June 11, 2008, 05:39 PM ET

The Scholar-Administrator

Earlier this week I read Bill Chace’s 100 Semesters: My Adventures as Student, Professor, and University President, and What I Learned Along the Way (Princeton, 2006), a very interesting account of the academic career of an able literary scholar who became a dean at Stanford, and then president at Wesleyan (Conn.) University and Emory. It is a good example of the academic administrator’s autobiography, a rather uncommon genre. It put me in mind of a similar account by my friend Rudy Weingartner: A Sixty-Year Ride Through the World of Education (Hamilton Books, 2007). Rudy is a distinguished philosopher who served as a dean at Northwestern and Pittsburg, though he never served as a university president.

The question that motivates both accounts derives from the puzzlement of those who enter the teaching profession because of their genuine love for scholarship and student contact, and yet find themselves called to the bloodless (my word) work of administration. It brings to mind the old saw about the nature of an assistant dean: “a mouse training to be a rat.” In the “better” universities and colleges there is a strong commitment to the notion that higher administrators ought to be genuine scholar-teachers, and one can see why, since these are the people who should understand both the values and processes that make quality higher education work.

But the downside, as both autobiographers notice, is that there is no training for administration beyond the “mouse training to be a rat” experience. And of course all of us who have long taught in universities know perfectly well that aptitude for scholarship is poorly (if at all) correlated with administrative skill.

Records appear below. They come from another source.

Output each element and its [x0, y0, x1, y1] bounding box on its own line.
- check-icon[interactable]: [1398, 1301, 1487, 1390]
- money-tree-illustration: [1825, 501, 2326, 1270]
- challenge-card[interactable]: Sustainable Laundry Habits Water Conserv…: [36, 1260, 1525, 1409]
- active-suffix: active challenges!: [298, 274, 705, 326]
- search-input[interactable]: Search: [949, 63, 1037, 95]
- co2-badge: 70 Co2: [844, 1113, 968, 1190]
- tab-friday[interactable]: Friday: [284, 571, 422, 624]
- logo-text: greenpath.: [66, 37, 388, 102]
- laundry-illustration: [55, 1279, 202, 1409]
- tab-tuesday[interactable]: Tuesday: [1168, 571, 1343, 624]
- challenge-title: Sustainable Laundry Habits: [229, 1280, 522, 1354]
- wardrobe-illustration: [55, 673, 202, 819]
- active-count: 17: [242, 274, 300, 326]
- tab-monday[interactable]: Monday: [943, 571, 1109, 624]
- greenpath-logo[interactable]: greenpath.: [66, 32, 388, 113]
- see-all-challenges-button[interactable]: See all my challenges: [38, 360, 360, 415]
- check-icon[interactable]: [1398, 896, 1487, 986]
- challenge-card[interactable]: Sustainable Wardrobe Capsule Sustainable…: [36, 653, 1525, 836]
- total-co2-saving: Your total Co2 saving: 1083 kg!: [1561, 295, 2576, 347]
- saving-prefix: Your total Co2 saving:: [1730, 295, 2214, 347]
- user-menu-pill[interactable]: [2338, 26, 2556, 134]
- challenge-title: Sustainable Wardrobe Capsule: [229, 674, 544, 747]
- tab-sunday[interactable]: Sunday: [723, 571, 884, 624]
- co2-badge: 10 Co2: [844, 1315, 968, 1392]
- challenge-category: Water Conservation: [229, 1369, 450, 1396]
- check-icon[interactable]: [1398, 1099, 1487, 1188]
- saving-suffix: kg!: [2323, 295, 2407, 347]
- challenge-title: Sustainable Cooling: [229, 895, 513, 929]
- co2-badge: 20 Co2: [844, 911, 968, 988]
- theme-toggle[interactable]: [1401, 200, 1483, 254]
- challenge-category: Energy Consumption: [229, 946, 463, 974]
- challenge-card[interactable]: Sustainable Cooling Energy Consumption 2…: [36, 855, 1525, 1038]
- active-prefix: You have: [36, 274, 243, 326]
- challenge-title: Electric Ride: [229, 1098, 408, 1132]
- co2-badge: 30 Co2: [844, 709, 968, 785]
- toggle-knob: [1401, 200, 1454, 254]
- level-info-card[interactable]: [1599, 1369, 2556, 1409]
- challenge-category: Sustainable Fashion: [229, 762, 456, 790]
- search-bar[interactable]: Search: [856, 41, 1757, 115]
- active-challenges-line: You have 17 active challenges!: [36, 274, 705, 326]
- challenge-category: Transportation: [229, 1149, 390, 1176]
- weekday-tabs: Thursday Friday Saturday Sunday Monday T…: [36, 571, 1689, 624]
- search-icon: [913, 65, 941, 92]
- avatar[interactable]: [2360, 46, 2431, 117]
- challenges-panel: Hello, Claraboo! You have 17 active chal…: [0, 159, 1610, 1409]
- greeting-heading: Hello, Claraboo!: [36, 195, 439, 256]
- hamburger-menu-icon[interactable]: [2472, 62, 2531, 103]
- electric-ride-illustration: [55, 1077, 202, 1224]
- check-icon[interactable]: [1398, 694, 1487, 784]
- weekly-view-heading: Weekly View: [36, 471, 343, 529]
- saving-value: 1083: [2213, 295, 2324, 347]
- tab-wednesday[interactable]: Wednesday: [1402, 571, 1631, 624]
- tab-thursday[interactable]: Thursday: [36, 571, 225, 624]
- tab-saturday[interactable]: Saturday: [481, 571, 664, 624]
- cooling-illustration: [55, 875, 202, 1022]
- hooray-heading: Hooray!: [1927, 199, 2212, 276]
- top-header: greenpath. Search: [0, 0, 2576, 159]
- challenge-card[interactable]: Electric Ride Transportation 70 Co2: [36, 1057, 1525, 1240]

What is particularly interesting in the Chace book (but is less apparent in Weingartner’s) is that his self-presentation ceases to be that of a faculty member when he rises to the level of presidency, though he keeps teaching James Joyce throughout his administrative career and has now returned to the faculty. Moreover, Chace seems to be genuinely puzzled by the position the president finds himself in, caught between faculty and trustees, neither of whom fully understands the imperatives of institutional dynamics. Chace has little to say about the fund-raising imperative that in my view has corrupted the role of the university president in this country, since his focus is on how an intellectual reacted to the transition to administration.

I have read most of the books published by recently retired university presidents — more on them on another occasion. But in fact I have read little about the selection of Our Leaders, and nothing that attempts to evaluate them. We know they are not all successful, and mostly they are not noticed beyond their own campuses — though one (Donna Shalala of Miami) won a Presidential Medal of Freedom today. There must be a better way to assess how we are doing — and how we might improve recruitment and selection procedures for higher academic administration.